Bhardwaj v. Pathak, 2016 U.S. App. LEXIS 16283 (9th Cir. Sept. 2, 2016):
* This disposition is not appropriate for publication and is not precedent except as provided by Ninth Circuit Rule 36-3.
Sanjay Bhardwaj appeals pro se from the district court's dismissal of his Racketeer Influenced and Corrupt Organizations Act ("RICO"), 18 U.S.C. §§ 1961-1968, 42 U.S.C. § 1983, and state law claims against his ex-wife and numerous others who were involved in the state court-ordered sale of the family home and division of marital assets during his and his ex-wife's dissolution proceedings. We have jurisdiction under 28 U.S.C. § 1291. We affirm.
1. We review de novo dismissals under Federal Rule of Civil Procedure 12(b)(1) and (6). Rhoades v. Avon Prods., Inc., 504 F.3d 1151, 1156 (9th Cir. 2007).
Bhardwaj's claims against his ex-wife, her attorneys, the state court, the state court judge and commissioner, the court-appointed real estate agent, the sheriff who evicted Bhardwaj, the buyers of the home, and the escrow holder are almost entirely based on, or "inextricably intertwined" with, the state court's alleged legal errors and lack of jurisdiction to order the sale. Noel v. Hall, 341 F.3d 1148, 1158 (9th Cir. 2003).
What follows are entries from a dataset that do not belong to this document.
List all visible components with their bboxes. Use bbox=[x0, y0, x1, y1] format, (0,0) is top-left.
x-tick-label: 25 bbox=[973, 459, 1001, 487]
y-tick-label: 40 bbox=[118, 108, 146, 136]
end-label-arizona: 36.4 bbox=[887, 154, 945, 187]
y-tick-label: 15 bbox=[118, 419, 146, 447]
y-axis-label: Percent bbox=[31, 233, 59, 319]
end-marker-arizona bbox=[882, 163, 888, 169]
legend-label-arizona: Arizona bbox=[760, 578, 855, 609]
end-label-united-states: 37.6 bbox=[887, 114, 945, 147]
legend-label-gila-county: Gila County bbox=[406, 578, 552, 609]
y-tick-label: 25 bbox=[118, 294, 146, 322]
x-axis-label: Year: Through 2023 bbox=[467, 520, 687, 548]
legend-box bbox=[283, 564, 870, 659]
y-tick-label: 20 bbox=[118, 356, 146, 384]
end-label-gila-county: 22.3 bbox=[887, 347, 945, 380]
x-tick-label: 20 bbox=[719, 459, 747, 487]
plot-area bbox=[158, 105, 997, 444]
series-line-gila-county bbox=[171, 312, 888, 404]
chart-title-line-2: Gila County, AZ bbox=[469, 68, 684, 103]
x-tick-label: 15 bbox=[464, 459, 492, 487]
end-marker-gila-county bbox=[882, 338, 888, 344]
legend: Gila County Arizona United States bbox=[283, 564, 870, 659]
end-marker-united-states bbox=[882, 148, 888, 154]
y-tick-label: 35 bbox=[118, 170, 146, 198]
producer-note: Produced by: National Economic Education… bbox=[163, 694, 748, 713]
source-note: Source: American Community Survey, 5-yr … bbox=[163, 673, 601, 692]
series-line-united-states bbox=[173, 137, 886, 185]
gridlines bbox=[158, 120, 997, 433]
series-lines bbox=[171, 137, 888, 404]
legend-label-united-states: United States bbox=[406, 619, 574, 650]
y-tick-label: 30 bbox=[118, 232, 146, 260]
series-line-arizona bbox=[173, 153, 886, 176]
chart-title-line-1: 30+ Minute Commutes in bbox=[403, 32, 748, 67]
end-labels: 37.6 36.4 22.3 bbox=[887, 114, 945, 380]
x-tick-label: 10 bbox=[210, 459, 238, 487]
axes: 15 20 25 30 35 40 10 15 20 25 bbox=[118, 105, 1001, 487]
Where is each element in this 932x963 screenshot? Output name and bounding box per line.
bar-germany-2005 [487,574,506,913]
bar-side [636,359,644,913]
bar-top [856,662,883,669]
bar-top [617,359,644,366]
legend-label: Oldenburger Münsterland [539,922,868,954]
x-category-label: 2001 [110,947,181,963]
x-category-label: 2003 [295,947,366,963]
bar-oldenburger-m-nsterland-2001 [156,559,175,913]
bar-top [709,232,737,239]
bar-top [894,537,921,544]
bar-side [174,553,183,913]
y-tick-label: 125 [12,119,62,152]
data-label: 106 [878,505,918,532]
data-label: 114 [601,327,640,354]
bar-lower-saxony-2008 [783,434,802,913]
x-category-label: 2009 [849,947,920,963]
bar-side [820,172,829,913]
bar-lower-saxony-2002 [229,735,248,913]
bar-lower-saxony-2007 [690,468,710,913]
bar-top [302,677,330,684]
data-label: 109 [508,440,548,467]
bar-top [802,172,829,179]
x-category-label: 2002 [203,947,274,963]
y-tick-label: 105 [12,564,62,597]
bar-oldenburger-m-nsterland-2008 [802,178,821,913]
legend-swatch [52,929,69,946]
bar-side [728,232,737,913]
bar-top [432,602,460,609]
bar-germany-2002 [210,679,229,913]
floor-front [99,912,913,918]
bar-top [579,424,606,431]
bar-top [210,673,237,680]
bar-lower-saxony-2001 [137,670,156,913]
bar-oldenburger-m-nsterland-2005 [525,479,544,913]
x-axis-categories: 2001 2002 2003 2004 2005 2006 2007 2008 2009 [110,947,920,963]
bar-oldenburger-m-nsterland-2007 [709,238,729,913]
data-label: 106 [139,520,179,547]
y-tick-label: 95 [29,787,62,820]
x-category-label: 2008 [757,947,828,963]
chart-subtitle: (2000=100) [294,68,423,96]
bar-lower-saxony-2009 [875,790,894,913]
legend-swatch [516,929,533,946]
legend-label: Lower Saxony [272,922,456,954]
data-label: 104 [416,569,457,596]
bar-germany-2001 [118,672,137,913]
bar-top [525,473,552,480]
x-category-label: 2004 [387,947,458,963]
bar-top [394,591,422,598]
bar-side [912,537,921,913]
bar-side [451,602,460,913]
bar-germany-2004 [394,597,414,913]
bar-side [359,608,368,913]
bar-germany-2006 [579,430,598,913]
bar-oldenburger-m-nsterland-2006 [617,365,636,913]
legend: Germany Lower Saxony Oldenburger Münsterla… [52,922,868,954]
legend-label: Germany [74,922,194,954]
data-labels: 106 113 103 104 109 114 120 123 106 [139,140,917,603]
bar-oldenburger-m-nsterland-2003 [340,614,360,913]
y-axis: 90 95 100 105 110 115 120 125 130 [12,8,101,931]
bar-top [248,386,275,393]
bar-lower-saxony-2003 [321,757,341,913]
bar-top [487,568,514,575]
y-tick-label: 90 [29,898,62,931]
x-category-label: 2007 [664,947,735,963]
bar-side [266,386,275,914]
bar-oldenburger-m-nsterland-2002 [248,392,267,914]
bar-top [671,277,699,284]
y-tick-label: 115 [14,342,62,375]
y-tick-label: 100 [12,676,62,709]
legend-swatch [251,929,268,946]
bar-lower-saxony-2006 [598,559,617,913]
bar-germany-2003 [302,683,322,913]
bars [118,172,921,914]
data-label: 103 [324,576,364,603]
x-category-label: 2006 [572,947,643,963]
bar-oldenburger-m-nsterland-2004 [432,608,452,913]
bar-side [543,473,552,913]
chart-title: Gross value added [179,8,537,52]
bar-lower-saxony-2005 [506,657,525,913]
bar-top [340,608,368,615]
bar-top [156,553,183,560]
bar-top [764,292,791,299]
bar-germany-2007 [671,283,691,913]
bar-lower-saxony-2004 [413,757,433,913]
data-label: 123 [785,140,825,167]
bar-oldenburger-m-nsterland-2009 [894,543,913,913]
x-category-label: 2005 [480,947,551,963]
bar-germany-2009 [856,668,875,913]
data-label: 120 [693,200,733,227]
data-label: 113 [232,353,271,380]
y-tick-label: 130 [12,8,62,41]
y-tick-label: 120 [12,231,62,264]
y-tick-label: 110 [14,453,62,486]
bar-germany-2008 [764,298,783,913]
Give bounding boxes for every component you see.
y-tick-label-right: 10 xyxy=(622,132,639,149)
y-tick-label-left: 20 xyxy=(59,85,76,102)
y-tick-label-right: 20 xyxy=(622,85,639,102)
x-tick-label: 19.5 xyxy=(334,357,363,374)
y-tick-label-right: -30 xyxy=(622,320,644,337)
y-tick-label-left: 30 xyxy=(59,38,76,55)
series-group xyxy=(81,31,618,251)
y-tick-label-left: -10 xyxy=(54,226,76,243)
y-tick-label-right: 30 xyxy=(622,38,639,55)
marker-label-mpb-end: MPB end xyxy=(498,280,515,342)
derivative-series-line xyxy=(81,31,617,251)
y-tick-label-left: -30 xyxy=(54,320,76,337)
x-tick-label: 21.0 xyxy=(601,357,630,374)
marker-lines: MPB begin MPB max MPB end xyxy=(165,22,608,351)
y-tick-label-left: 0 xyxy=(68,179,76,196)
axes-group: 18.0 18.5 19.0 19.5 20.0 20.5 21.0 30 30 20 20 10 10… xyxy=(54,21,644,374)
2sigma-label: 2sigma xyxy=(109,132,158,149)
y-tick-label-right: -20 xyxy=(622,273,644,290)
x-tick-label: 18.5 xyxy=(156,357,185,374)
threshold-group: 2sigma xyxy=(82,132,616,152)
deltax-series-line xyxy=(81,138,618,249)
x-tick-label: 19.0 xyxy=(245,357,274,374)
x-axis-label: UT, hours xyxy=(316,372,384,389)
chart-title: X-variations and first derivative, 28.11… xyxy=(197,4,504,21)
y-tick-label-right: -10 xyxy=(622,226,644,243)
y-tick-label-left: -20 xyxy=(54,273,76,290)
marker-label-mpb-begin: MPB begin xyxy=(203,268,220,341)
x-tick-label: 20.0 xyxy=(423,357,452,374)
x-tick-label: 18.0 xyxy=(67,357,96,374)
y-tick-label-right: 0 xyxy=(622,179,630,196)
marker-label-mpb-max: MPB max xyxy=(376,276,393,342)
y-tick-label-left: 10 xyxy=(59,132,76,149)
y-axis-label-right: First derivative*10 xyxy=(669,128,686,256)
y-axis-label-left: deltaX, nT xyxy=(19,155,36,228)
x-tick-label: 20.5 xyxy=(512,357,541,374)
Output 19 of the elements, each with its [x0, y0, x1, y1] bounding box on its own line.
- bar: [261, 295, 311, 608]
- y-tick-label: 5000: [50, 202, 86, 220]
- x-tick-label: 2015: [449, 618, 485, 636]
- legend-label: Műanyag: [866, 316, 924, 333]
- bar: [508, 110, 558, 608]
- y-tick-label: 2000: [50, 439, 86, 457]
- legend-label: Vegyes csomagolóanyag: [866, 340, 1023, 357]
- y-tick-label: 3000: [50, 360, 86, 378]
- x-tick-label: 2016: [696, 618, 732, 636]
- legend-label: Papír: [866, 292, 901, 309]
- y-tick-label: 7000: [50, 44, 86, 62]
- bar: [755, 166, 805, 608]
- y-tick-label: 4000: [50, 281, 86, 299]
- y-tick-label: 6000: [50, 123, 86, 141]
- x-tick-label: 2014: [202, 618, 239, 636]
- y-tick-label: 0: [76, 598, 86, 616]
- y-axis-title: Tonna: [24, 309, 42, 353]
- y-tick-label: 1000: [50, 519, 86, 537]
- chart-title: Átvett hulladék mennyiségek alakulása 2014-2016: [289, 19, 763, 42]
There was no error in dismissing those claims because adjudicating those claims would have required the district court to review the state court's decision for legal error, and as such, the claims are barred by the Rooker-Feldman doctrine. Skinner v. Switzer, 562 U.S. 521, 531-32 (2011); Cooper v. Ramos, 704 F.3d 772, 777-78, 782-83 (9th Cir. 2012).
There was also no error in dismissing the [*3] claims against the Alameda County Superior Court, as they are barred by the Eleventh Amendment. Simmons v. Sacramento Cty. Superior Court, 318 F.3d 1156, 1161 (9th Cir. 2003).
There was also no error in dismissing Bhardwaj's claims that the state court judge presiding over the dissolution proceedings and Bhardwaj's ex-wife's attorney conspired with court reporters to tamper with state court hearing transcripts. Bhardwaj failed to state a claim under RICO because he did not adequately allege obstruction of justice or any other "racketeering activity" within the meaning of RICO. See 18 U.S.C. § 1961(1) (exhaustive list of crimes that may constitute racketeering activity); see also O'Malley v. N.Y.C. Transit Auth., 896 F.2d 704, 708 (2d Cir. 1990) (obstruction of justice under 18 U.S.C. § 1503 limited to interference with federal court proceedings). His remaining claims fail because his allegations are highly implausible, vague, and conclusory as to the existence of a conspiracy. See Ashcroft v. Iqbal, 556 U.S. 662, 678 (2009) ("The plausibility standard . . . asks for more than a sheer possibility that a defendant has acted unlawfully."); Simmons, 318 F.3d at 1161 (conclusory allegations of a private attorney's conspiracy with state officers are insufficient to state a § 1983 claim against the attorney).
2. The district court did not abuse its discretion in dismissing the complaint without leave to amend because amendment would have been futile. Bhardwaj's [*4] proposed amendments would not have cured the deficiencies. Cervantes v. Countrywide Home Loans, Inc., 656 F.3d 1034, 1041 (9th Cir. 2011) ("Although leave to amend should be given freely, a district court may dismiss without leave where a plaintiff's proposed amendments would fail to cure the pleading deficiencies and amendment would be futile.").
3. The district court did not abuse its discretion in taking judicial notice of state court documents, as the district court relied on them only to describe the procedural history of the case. See Lee v. City of Los Angeles, 250 F.3d 668, 688-90 (9th Cir. 2001).